Welch and the team have already published preliminary findings that FTY720 is a potent analgesic, an effect mediated in part by activation of natural endogenous opioid systems in our bodies. Further, they have shown that the combination of the opioid morphine in combination with very low inactive doses of FTY720 will enhance the effects of morphine.
“The PRIP Award provides the basic funding for more detailed testing of FTY720 and other drugs of its class, thus providing increased preliminary data that we all require for our submissions of RO1s to the National Institutes of Health,” Welch said.
“Our hope is to parlay the PRIP Award into three major grant proposals from which both VCU and our personal research programs will be recognized,” she said.
Welch, who was honored to have her team’s effort selected for funding, described PRIP as “far-reaching, forward-thinking and proactive towards the research here at the university – it’s an excellent idea.”
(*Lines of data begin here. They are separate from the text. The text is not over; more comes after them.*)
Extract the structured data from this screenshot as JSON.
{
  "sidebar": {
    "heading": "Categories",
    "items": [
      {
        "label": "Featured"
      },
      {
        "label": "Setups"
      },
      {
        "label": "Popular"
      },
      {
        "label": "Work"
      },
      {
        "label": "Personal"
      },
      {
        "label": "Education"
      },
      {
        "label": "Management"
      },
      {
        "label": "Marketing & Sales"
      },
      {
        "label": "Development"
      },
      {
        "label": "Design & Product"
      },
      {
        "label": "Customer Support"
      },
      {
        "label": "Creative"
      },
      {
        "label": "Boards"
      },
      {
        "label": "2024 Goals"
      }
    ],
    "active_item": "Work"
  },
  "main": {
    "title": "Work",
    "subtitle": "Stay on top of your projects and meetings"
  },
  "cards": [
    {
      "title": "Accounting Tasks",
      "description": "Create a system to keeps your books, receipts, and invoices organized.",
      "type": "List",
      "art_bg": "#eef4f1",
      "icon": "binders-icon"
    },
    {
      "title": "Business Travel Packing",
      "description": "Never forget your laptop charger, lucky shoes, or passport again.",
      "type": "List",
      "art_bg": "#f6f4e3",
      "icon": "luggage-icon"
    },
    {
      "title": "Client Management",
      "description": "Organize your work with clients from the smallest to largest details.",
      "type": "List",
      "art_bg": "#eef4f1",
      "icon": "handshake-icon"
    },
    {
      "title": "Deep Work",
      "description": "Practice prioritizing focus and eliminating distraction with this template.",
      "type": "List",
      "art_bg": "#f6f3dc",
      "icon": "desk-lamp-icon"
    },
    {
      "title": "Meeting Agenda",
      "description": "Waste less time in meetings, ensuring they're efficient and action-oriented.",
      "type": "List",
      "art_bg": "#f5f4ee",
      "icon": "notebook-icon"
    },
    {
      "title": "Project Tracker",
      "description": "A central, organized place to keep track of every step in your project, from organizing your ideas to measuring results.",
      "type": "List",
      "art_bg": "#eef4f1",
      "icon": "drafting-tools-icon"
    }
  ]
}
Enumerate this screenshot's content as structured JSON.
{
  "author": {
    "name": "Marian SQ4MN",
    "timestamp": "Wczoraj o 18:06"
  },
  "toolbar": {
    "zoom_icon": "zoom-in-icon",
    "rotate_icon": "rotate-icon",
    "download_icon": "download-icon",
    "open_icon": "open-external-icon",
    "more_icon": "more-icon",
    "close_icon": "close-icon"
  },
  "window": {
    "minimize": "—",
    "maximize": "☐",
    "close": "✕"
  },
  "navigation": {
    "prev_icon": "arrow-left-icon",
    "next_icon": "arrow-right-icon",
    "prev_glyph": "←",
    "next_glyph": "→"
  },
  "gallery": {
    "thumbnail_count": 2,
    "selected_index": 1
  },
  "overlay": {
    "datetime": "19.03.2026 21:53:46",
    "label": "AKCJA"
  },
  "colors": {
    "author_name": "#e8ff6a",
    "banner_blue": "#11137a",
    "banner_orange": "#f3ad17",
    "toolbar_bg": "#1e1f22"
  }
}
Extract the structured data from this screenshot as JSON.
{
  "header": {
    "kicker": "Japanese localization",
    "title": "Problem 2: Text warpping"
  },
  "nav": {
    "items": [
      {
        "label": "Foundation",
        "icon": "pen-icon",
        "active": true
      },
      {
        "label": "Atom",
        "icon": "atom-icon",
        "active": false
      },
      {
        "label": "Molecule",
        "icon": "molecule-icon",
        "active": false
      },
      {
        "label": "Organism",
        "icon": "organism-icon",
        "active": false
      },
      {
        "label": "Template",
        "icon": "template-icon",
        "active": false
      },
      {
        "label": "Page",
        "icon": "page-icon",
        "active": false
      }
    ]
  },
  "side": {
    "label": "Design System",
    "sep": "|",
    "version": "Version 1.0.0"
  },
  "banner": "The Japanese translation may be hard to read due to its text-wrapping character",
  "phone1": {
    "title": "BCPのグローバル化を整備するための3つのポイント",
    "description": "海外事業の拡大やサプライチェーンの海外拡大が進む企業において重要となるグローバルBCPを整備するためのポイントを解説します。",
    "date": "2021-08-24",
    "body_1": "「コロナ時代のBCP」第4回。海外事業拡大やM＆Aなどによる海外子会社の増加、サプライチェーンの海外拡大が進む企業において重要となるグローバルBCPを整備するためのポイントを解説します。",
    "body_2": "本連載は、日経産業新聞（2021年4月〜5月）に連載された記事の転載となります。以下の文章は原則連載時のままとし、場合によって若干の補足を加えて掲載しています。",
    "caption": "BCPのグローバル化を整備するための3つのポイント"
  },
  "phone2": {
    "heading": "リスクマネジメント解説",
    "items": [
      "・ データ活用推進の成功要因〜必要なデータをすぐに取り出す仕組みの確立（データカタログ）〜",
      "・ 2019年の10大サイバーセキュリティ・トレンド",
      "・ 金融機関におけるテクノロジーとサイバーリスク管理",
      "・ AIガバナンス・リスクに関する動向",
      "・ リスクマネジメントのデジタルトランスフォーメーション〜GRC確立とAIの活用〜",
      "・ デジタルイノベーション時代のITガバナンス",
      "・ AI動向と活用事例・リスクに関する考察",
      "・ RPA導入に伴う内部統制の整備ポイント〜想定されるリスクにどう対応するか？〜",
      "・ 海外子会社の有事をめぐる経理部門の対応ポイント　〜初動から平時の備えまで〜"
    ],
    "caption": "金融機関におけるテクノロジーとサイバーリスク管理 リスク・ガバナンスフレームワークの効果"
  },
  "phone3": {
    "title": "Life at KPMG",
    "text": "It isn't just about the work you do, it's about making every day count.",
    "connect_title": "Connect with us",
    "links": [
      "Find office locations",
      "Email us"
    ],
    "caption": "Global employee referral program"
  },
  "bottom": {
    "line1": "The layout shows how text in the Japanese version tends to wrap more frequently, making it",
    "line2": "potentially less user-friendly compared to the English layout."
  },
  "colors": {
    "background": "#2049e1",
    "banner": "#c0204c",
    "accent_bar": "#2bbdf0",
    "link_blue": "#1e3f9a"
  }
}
McCleod, who has been successful in earning external grant funding from the National Institute of Mental Health for previous work, has found the preparations for PRIP valuable.
“The PRIP award supports good ideas and provides the means for them to grow into fundable projects,” McLeod said. “It’s difficult to go from zero to 100 without some intermediary process that allows researchers to conduct pilot work. I think the PRIP award is an ideal vehicle for that.”
“The award allows us the time to collect data to help position the work for larger grants - that’s what we need as we continue our research at VCU.”
Thirty-two applications came from the School of Medicine, 14 from the College of Humanities and Sciences, 10 from the School of Engineering, seven from the School of Business, six from the School of Allied Health, five from the Life Sciences, three from the School of Education, three from the School of Dentistry and two from the School of Pharmacy.
Faculty grants were awarded based on a two-step review process involving the schools and the VCU Research Development Advisory Council. The first stage was a school level review, in which each school received applications from its faculty and established a rigorous review process that used the PRIP Review Committee (PRC) selection criteria, which centered on the scholarly merit of the project, the potential for extramural funding leading from this project and the contribution of the project to the scholarly trajectory/line of inquiry of the investigator. Each school forwarded to the PRC those applications receiving the highest ratings at the unit level and for which there was a funding commitment from the dean.
PRIP dollars provide 60 percent of the award and the faculty member’s department and/or school provided 40 percent. The funding period is 18 months.